La forza di questo messaggio mi ha riportato alla mente le impareggiabili parole dedicate a questa forma di assassinio legale da Fedor Dostoevskij nella sua opera “L’idiota”:
«Pensate: c’è la tortura, per esempio; sono sofferenze e piaghe, è un tormento fisico e perciò tutte cose che distraggono l’animo dalle sofferenze morali, sicché non sono altro che le ferite che tormentano, fino al momento stesso che si muore.
Ma forse il dolore principale, il più forte, non è quello delle ferite; è invece di sapere con certezza che, ecco, tra un’ora, poi tra dieci minuti, poi tra mezzo minuto, poi ora, subito, l’anima volerà via dal corpo e non sarai più un uomo e questo ormai è certo. Chi ha detto che la natura umana è in grado di sopportare questo senza impazzire? Uccidere chi ha ucciso è, secondo me, un castigo non proporzionato al delitto.

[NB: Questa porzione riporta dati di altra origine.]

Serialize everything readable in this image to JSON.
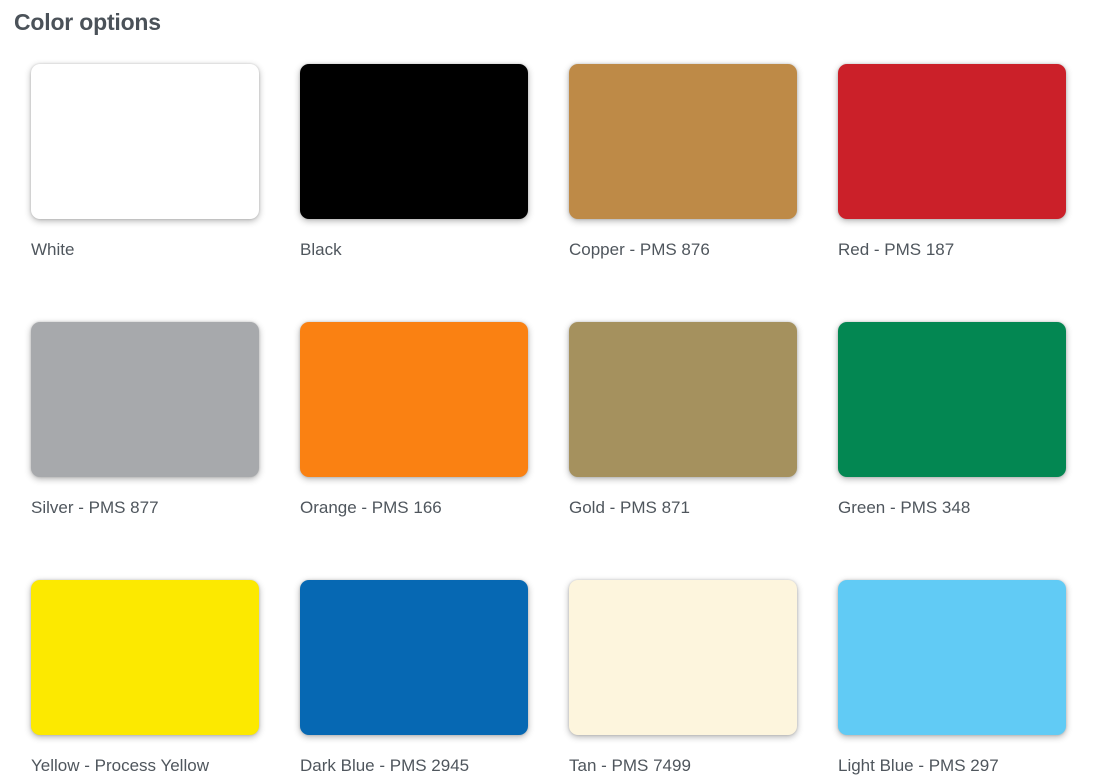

L’assassinio legale è assai più spaventoso di quello perpetrato da un brigante. La vittima del brigante è assalita di notte, in un bosco, con questa o quell’arma; e sempre spera, fino all’ultimo, di potersi salvare. Si sono dati casi in cui l’assalito, anche con la gola tagliata, è riuscito a fuggire, ovvero, supplicando, ha ottenuto grazia dagli assalitori. Ma con la legalità, quest’ultima speranza, che attenua lo spavento della morte, ve la tolgono con una certezza matematica, spietata. (…)
Forse esiste un uomo al quale hanno letto la sentenza, hanno lasciato il tempo di torturarsi e poi hanno detto: “và, sei graziato”. Ecco, un uomo simile forse potrebbe raccontarlo. Di questo strazio e di questo orrore ha parlato anche Cristo.
No, no, è inumana la pena, è selvaggia e non può né deve esser lecito applicarla all’uomo».